Include the URL of the launchpad RFE: https://blueprints.launchpad.net/dragonflow/+spec/cassandra-support

Problem Description

Apache Cassandra [1] is a key-value store and widely used in large-scale real-time internet applications, such as Netflix, Reddit, The Weather Channel, etc.

[1]http://cassandra.apache.org/

The performance is amazing and generally dominates others according to universities’ research reports [2].

[2]http://www.planetcassandra.org/nosql-performance-benchmarks/

Besides performance, it also has many noticeable advantages such as

  1. Fault-tolerant: Data is automatically replicated to multiple nodes for fault-tolerance. Replication across multiple data centers is supported. Failed nodes can be replaced with no downtime.
  2. Decentralized: There are no single points of failure. There are no network bottlenecks. Every node in the cluster is identical.
  3. Horizontally Scalable: Read and write throughput both increase linearly as new machines are added, with no downtime or interruption to applications.
  4. Durable: It is suitable for applications that can’t afford to lose data, even when an entire data center goes down.
  5. In Control: Choose between synchronous or asynchronous replication for each update.
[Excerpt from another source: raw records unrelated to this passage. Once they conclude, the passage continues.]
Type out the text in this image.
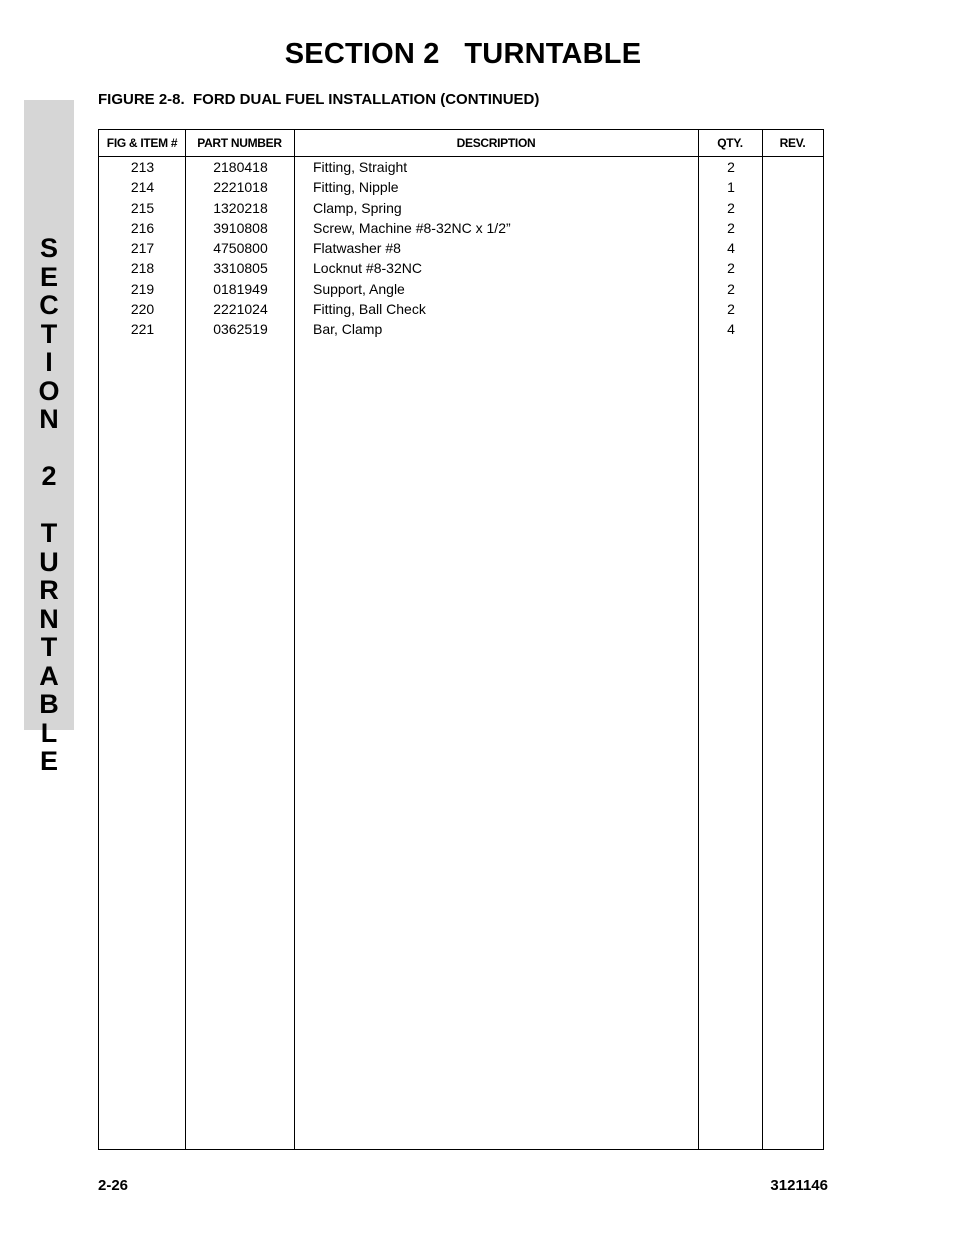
SECTION 2   TURNTABLE
S
E
C
T
I
O
N
2
T
U
R
N
T
A
B
L
E
FIGURE 2-8.  FORD DUAL FUEL INSTALLATION (CONTINUED)
FIG & ITEM #	PART NUMBER	DESCRIPTION	QTY.	REV.
213	2180418	Fitting, Straight	2
214	2221018	Fitting, Nipple	1
215	1320218	Clamp, Spring	2
216	3910808	Screw, Machine #8-32NC x 1/2”	2
217	4750800	Flatwasher #8	4
218	3310805	Locknut #8-32NC	2
219	0181949	Support, Angle	2
220	2221024	Fitting, Ball Check	2
221	0362519	Bar, Clamp	4
2-26	3121146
Highly available asynchronous operations are optimized with features like Hinted Handoff and Read Repair.
  6. Easy to Maintain: The control plane of the whole geographically-distributed data cluster is fully implemented without support of external applications. It also provides an operation portal for daily maintenance.
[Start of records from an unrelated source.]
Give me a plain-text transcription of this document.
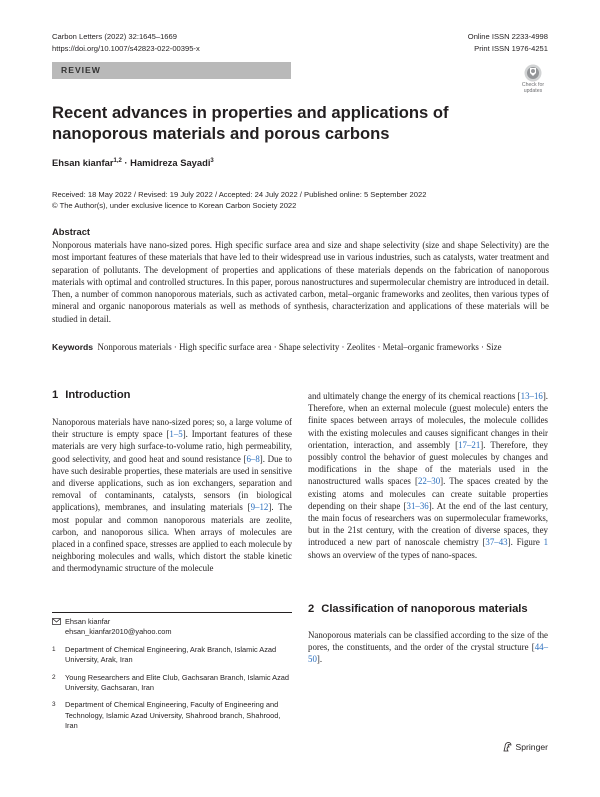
Carbon Letters (2022) 32:1645–1669
https://doi.org/10.1007/s42823-022-00395-x
Online ISSN 2233-4998
Print ISSN 1976-4251
REVIEW
Check for
updates
Recent advances in properties and applications of nanoporous materials and porous carbons
Ehsan kianfar$^{1,2}$ · Hamidreza Sayadi$^3$
Received: 18 May 2022 / Revised: 19 July 2022 / Accepted: 24 July 2022 / Published online: 5 September 2022
© The Author(s), under exclusive licence to Korean Carbon Society 2022
Abstract

Nonporous materials have nano-sized pores. High specific surface area and size and shape selectivity (size and shape Selectivity) are the most important features of these materials that have led to their widespread use in various industries, such as catalysts, water treatment and separation of pollutants. The development of properties and applications of these materials depends on the fabrication of nanoporous materials with optimal and controlled structures. In this paper, porous nanostructures and supermolecular chemistry are introduced in detail. Then, a number of common nanoporous materials, such as activated carbon, metal–organic frameworks and zeolites, then various types of mineral and organic nanoporous materials as well as methods of synthesis, characterization and applications of these materials will be studied in detail.

Keywords Nonporous materials · High specific surface area · Shape selectivity · Zeolites · Metal–organic frameworks · Size

1 Introduction

Nanoporous materials have nano-sized pores; so, a large volume of their structure is empty space [1–5]. Important features of these materials are very high surface-to-volume ratio, high permeability, good selectivity, and good heat and sound resistance [6–8]. Due to have such desirable properties, these materials are used in sensitive and diverse applications, such as ion exchangers, separation and removal of contaminants, catalysts, sensors (in biological applications), membranes, and insulating materials [9–12]. The most popular and common nanoporous materials are zeolite, carbon, and nanoporous silica. When arrays of molecules are placed in a confined space, stresses are applied to each molecule by neighboring molecules and walls, which distort the stable kinetic and thermodynamic structure of the molecule

and ultimately change the energy of its chemical reactions [13–16]. Therefore, when an external molecule (guest molecule) enters the finite spaces between arrays of molecules, the molecule collides with the existing molecules and causes significant changes in their orientation, interaction, and assembly [17–21]. Therefore, they possibly control the behavior of guest molecules by changes and modifications in the shape of the materials used in the nanostructured walls spaces [22–30]. The spaces created by the existing atoms and molecules can create suitable properties depending on their shape [31–36]. At the end of the last century, the main focus of researchers was on supermolecular frameworks, but in the 21st century, with the creation of diverse spaces, they introduced a new part of nanoscale chemistry [37–43]. Figure 1 shows an overview of the types of nano-spaces.

2 Classification of nanoporous materials

Nanoporous materials can be classified according to the size of the pores, the constituents, and the order of the crystal structure [44–50].

Ehsan kianfar
ehsan_kianfar2010@yahoo.com
1 Department of Chemical Engineering, Arak Branch, Islamic Azad University, Arak, Iran
2 Young Researchers and Elite Club, Gachsaran Branch, Islamic Azad University, Gachsaran, Iran
3 Department of Chemical Engineering, Faculty of Engineering and Technology, Islamic Azad University, Shahrood branch, Shahrood, Iran
Springer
Currently, we implement control plane of clustering for Redis inside Dragonflow, which is actually beyond the scope of Dragonflow project. The reason why we implement db-api layer is that we do not want to maintain the details of data backend as it is not the responsibility of Dragonflow project.

The disadvantage of Cassandra is that it needs external mechanism for PUB/SUB, for example, Zookeeper or ZeroMQ. The latter has been implemented in Dragonflow, so it is usable for now.
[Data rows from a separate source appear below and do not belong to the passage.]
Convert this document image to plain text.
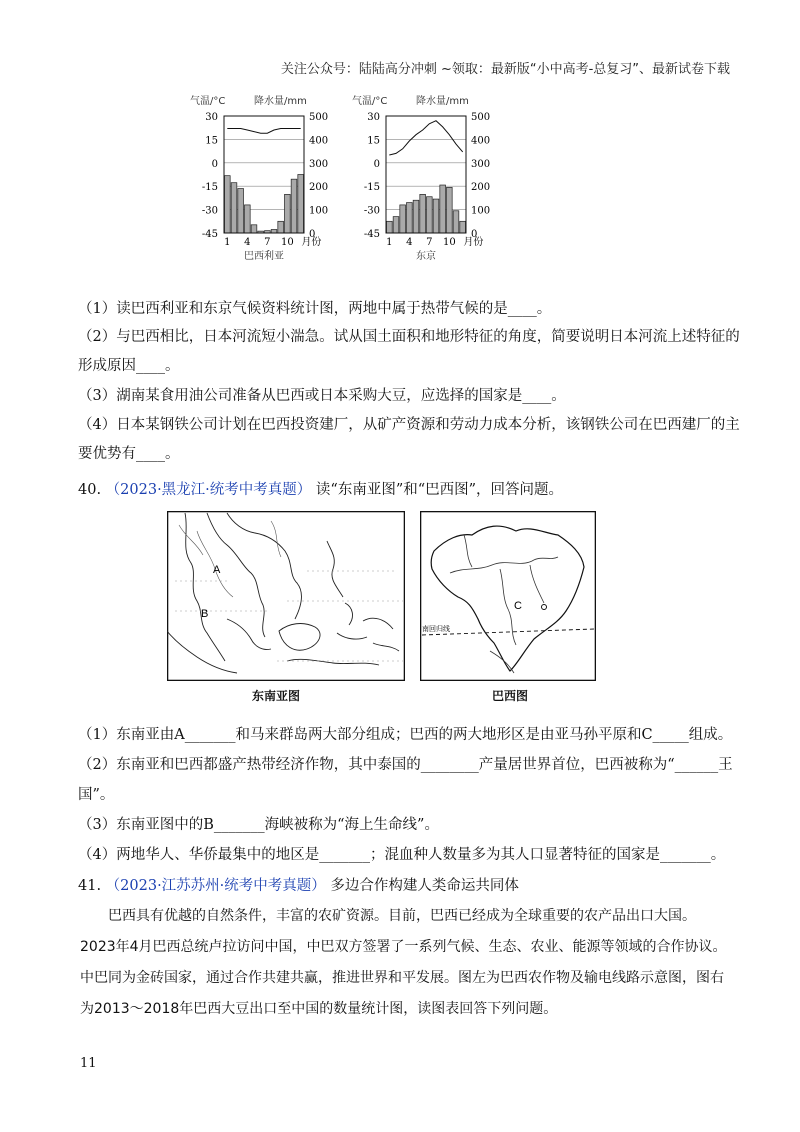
关注公众号：陆陆高分冲刺 ~领取：最新版“小中高考-总复习”、最新试卷下载
气温/°C	降水量/mm
30
15
0
-15
-30
-45
500
400
300
200
100
0
1 4 7 10 月份
巴西利亚
气温/°C	降水量/mm
30
15
0
-15
-30
-45
500
400
300
200
100
0
1 4 7 10 月份
东京
（1）读巴西利亚和东京气候资料统计图，两地中属于热带气候的是____。
（2）与巴西相比，日本河流短小湍急。试从国土面积和地形特征的角度，简要说明日本河流上述特征的
形成原因____。
（3）湖南某食用油公司准备从巴西或日本采购大豆，应选择的国家是____。
（4）日本某钢铁公司计划在巴西投资建厂，从矿产资源和劳动力成本分析，该钢铁公司在巴西建厂的主
要优势有____。
40. （2023·黑龙江·统考中考真题） 读“东南亚图”和“巴西图”，回答问题。
A
B
东南亚图
南回归线
C
巴西图
（1）东南亚由A_______和马来群岛两大部分组成；巴西的两大地形区是由亚马孙平原和C_____组成。
（2）东南亚和巴西都盛产热带经济作物，其中泰国的________产量居世界首位，巴西被称为“______王
国”。
（3）东南亚图中的B_______海峡被称为“海上生命线”。
（4）两地华人、华侨最集中的地区是_______；混血种人数量多为其人口显著特征的国家是_______。
41. （2023·江苏苏州·统考中考真题） 多边合作构建人类命运共同体
巴西具有优越的自然条件，丰富的农矿资源。目前，巴西已经成为全球重要的农产品出口大国。2023年4月巴西总统卢拉访问中国，中巴双方签署了一系列气候、生态、农业、能源等领域的合作协议。中巴同为金砖国家，通过合作共建共赢，推进世界和平发展。图左为巴西农作物及输电线路示意图，图右为2013～2018年巴西大豆出口至中国的数量统计图，读图表回答下列问题。
11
It is noted that Cassandra is run over JVM.

Highlights

In this section I will highlight some internal mechanisms of Cassandra that will greatly help Dragonflow scale out and put into production.

  1. You can adjust ReplicationFactor to have multiple replications across data centers.
  2. You can adjust ConsistencyLevel to use different algorithms, like Quorum.
  3. Every node in the cluster is identical. No Master or Slave roles.
  4. The data written to Cassandra node is going to append-only CommitLog first and fsync to disk next. You also can adjust the policy of fsync. It guarantees the durability.

High Availability

You just need to specify a set of nodes in configuration, remote_db_hosts in [df] section. The nodes will automatically form a Quorum-like cluster with replications and consistency you specify in Cassandra configuration.

JVM in Production

Although this section is beyond the scope of Dragonflow, the following links are provided by Cassandra official to guide users on tuning Cassandra and JVM.

  1. https://docs.datastax.com/en/landing_page/doc/landing_page/recommendedSettingsLinux.html
  2. https://docs.datastax.com/en/cassandra/3.x/cassandra/operations/opsTuneJVM.html

It is observed that the operations on data store in Dragonflow is read intensive according to monitoring in the production. This is actually not the Dragonflow’s characteristic but the Neutron’s. Most of the operations on data store in Neutron are high concurrent read.

Here is another link [3] that provides hints on how to optimize JVM in Cassandra for read heavy workloads.

[3]http://www.planetcassandra.org/blog/cassandra-tuning-the-jvm-for-read-heavy-workloads/

Proposed Change

  1. Implement devstack script for deploying Cassandra.
  2. Implement Cassandra driver
  3. Implement unit tests

Implementation

Assignee(s)

Primary assignee:
nick-ma-z